Şu an da en büyük problem iletişimin olmaması. Niye? Çünkü Peygamber Efendimiz (sav)’in ashabına sürekli aktardığı bir şey var. Her sohbetin sonunda buyuruyor ki: “Burada olanlar burada olmayanlara aktarsın”. Böyle bir görev yüklüyor. Ben bu bilgiyi aldım, işim bitti mi hayır, bunu uygulayacağım. Ne yapacağım? Bunu aktaracağım. En yakınlarımdan başlayarak aktarmaya başlayacağım. Kimle, annemle; kimle, babamla; kimle, kardeşlerimle; kimle, akrabalarımla; kimle, kabilem, tanımadığım adamlarla… Bu seni mecburi olarak iletişime götürüyor. Ama yüz yüze iletişime, çıkarsız bir iletişime götürüyor. Bu sana Allah’ın yüklediği bir görev. Bu senin mesleki bir görevin değil. Kariyerinle alakalı bir görev değil. Allah’ın sana yüklediği bir görev. Bu olduğu anda insanlar arasındaki muhabbet ve muveddeh fazlalaşacaktır. Bu olmadığı zaman Allah bizi böyle yaratmış. Gözün göze temas etmesi lazım, kalbin kalbe temas etmesi lazım. Bu olmadığında her şey ciddi manada sunileşiyor. Şu andaki en büyük problemlerden bir tanesi sunileşmek.

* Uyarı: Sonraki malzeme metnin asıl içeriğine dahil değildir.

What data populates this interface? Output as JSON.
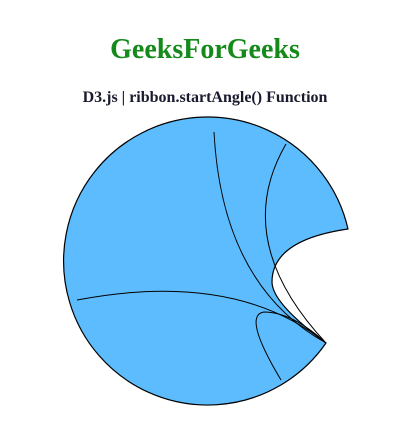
{
  "header": {
    "title": "GeeksForGeeks",
    "subtitle": "D3.js | ribbon.startAngle() Function"
  },
  "colors": {
    "title": "#138a1a",
    "subtitle": "#1a1a2e",
    "ribbon_fill": "#5dbcfd",
    "ribbon_stroke": "#000000",
    "background": "#ffffff"
  }
}
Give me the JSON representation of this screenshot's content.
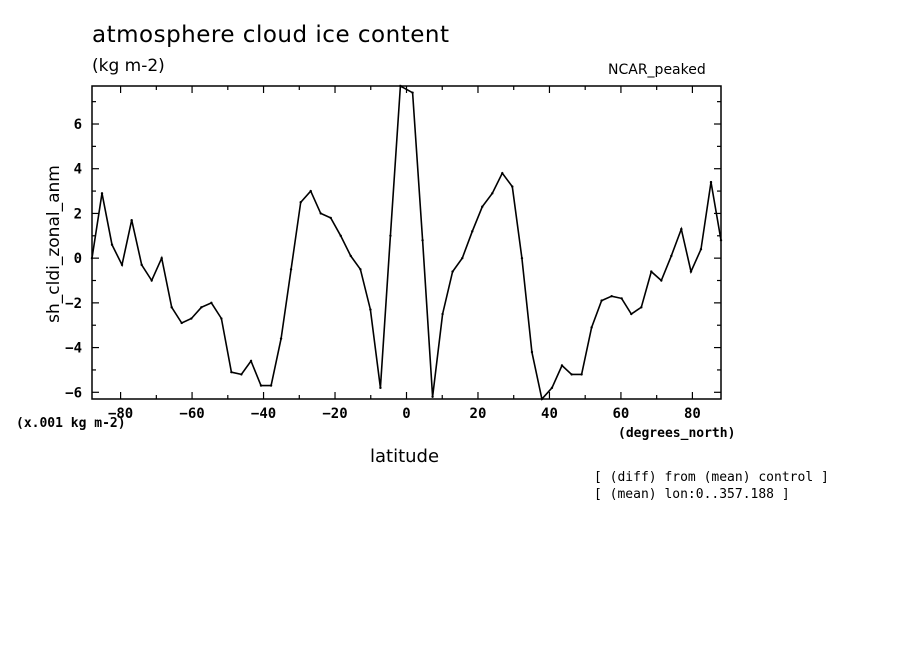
{
  "chart_data": {
    "type": "line",
    "title": "atmosphere cloud ice content",
    "units_label": "(kg m-2)",
    "model_label": "NCAR_peaked",
    "xlabel": "latitude",
    "x_units_label": "(degrees_north)",
    "ylabel": "sh_cldi_zonal_anm",
    "y_scale_label": "(x.001 kg m-2)",
    "xlim": [
      -88,
      88
    ],
    "ylim": [
      -6.3,
      7.7
    ],
    "xticks": [
      -80,
      -60,
      -40,
      -20,
      0,
      20,
      40,
      60,
      80
    ],
    "yticks": [
      -6,
      -4,
      -2,
      0,
      2,
      4,
      6
    ],
    "grid": false,
    "series": [
      {
        "x": [
          -88,
          -85.2,
          -82.4,
          -79.6,
          -76.9,
          -74.1,
          -71.3,
          -68.5,
          -65.7,
          -62.9,
          -60.2,
          -57.4,
          -54.6,
          -51.8,
          -49.0,
          -46.2,
          -43.5,
          -40.7,
          -37.9,
          -35.1,
          -32.3,
          -29.6,
          -26.8,
          -24.0,
          -21.2,
          -18.4,
          -15.6,
          -12.9,
          -10.1,
          -7.3,
          -4.5,
          -1.7,
          1.7,
          4.5,
          7.3,
          10.1,
          12.9,
          15.6,
          18.4,
          21.2,
          24.0,
          26.8,
          29.6,
          32.3,
          35.1,
          37.9,
          40.7,
          43.5,
          46.2,
          49.0,
          51.8,
          54.6,
          57.4,
          60.2,
          62.9,
          65.7,
          68.5,
          71.3,
          74.1,
          76.9,
          79.6,
          82.4,
          85.2,
          88
        ],
        "y": [
          0.0,
          2.9,
          0.6,
          -0.3,
          1.7,
          -0.3,
          -1.0,
          0.0,
          -2.2,
          -2.9,
          -2.7,
          -2.2,
          -2.0,
          -2.7,
          -5.1,
          -5.2,
          -4.6,
          -5.7,
          -5.7,
          -3.6,
          -0.5,
          2.5,
          3.0,
          2.0,
          1.8,
          1.0,
          0.1,
          -0.5,
          -2.3,
          -5.8,
          1.0,
          7.7,
          7.4,
          0.8,
          -6.2,
          -2.5,
          -0.6,
          0.0,
          1.2,
          2.3,
          2.9,
          3.8,
          3.2,
          0.0,
          -4.2,
          -6.3,
          -5.8,
          -4.8,
          -5.2,
          -5.2,
          -3.1,
          -1.9,
          -1.7,
          -1.8,
          -2.5,
          -2.2,
          -0.6,
          -1.0,
          0.1,
          1.3,
          -0.6,
          0.4,
          3.4,
          0.8
        ]
      }
    ],
    "notes": [
      "[ (diff) from (mean) control ]",
      "[ (mean) lon:0..357.188 ]"
    ]
  }
}
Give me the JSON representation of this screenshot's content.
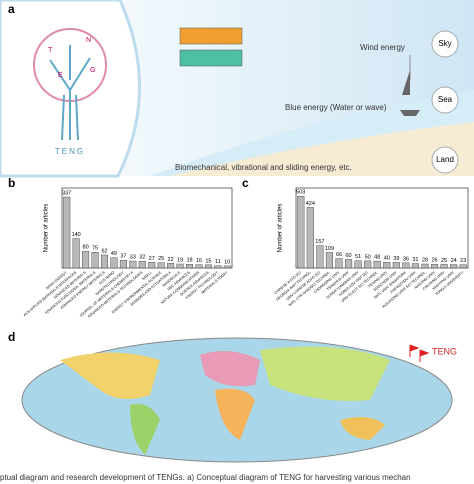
{
  "panel_a": {
    "label": "a",
    "tree_label": "TENG",
    "tree_letters": [
      "T",
      "E",
      "N",
      "G"
    ],
    "wind": "Wind energy",
    "sky": "Sky",
    "blue": "Blue energy (Water or wave)",
    "sea": "Sea",
    "bio": "Biomechanical, vibrational and sliding energy, etc.",
    "land": "Land"
  },
  "chart_data": [
    {
      "type": "bar",
      "panel": "b",
      "y_label": "Number of articles",
      "color": "#b8b8b8",
      "ylim": [
        0,
        380
      ],
      "categories": [
        "NANO ENERGY",
        "ACS APPLIED MATERIALS INTERFACES",
        "ADVANCED MATERIALS",
        "ADVANCED FUNCTIONAL MATERIALS",
        "ADVANCED ENERGY MATERIALS",
        "ACS NANO",
        "NANOTECHNOLOGY",
        "JOURNAL OF MATERIALS CHEMISTRY A",
        "ADVANCED MATERIALS TECHNOLOGIES",
        "SMALL",
        "ENERGY ENVIRONMENTAL SCIENCE",
        "SENSORS AND ACTUATORS A",
        "NANOSCALE",
        "RSC ADVANCES",
        "NATURE COMMUNICATIONS",
        "SCIENCE ADVANCES",
        "ENERGY TECHNOLOGY",
        "MATERIALS TODAY"
      ],
      "values": [
        337,
        140,
        80,
        75,
        62,
        49,
        37,
        33,
        32,
        27,
        25,
        22,
        19,
        18,
        16,
        15,
        11,
        10
      ]
    },
    {
      "type": "bar",
      "panel": "c",
      "y_label": "Number of articles",
      "color": "#b8b8b8",
      "ylim": [
        0,
        560
      ],
      "categories": [
        "CHINESE ACAD SCI",
        "GEORGIA INST TECHNOL",
        "UNIV CHINESE ACAD SCI",
        "NATL CTR NANOSCI TECHNOL",
        "CHONGQING UNIV",
        "TSINGHUA UNIV",
        "SUNGKYUNKWAN UNIV",
        "KOREA ADV INST SCI",
        "UNIV ELECT SCI TECHNOL",
        "PEKING UNIV",
        "SOOCHOW UNIV",
        "NATL UNIV SINGAPORE",
        "ZHENGZHOU UNIV",
        "HUAZHONG UNIV SCI TECHNOL",
        "NANJING UNIV",
        "ZHEJIANG UNIV",
        "HANYANG UNIV",
        "TONGJI UNIVERSITY"
      ],
      "values": [
        503,
        424,
        157,
        109,
        66,
        60,
        51,
        50,
        48,
        40,
        39,
        36,
        31,
        28,
        26,
        25,
        24,
        23
      ]
    }
  ],
  "panel_d": {
    "label": "d",
    "legend": "TENG"
  },
  "caption": "ptual diagram and research development of TENGs. a) Conceptual diagram of TENG for harvesting various mechan"
}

"BÖYLE BİR PAZARLAMAYLA GENÇLİĞİN BAŞKA YERLERE GİTME İSTEĞİ SON DERECE NORMAL"
Yapılan araştırmalara göre Türkiye’deki gençlerin büyük bir çoğunluğu imkanı olsa yurt dışına gidebileceğini ve orada yaşayabileceğini söylüyor. Sizce gençler Türkiye’den neden gitmek istiyorlar?
Bu ciddi manada uzun bir soru. Üzerinde uzun uzun konuşulması gereken bir şey. Bir, başta özendirme durumu vardır. Niye özendirme? Hollywood başlı başına bir sektör. Bu sektörün bir hedefi var. Hiçbir şey yapmasa bile kendi medeniyetini müthiş derecede müspet gösterme durumu var. Bu noktada Türkiye’de televizyonla alakalı geçmişe baktığımızda ne görüyoruz? Belki Türkiye televizyon tarihini en çok etkileyen dizilerden bir tanesi Dallas’tır. Bu Seksenler dizisinde de sürekli veriliyor o insanların Dallas’ı nasıl beklediği, nasıl seyrettiği… Şimdi Dallas’a baktığınızda müthiş bir fon müziğiyle beraber yüksek gökdelenlerden başlar Dallas filmi. Bu yüksek gökdelenlerin ardından uçsuz bucaksız enginlerdeki büyük iş makinalarıyla yapılan tarım faaliyetlerini anlatır. Normalde bir insanın, vasat yaşayan bir insanın bu binaları gördüğünde etkilenmemesi imkansız.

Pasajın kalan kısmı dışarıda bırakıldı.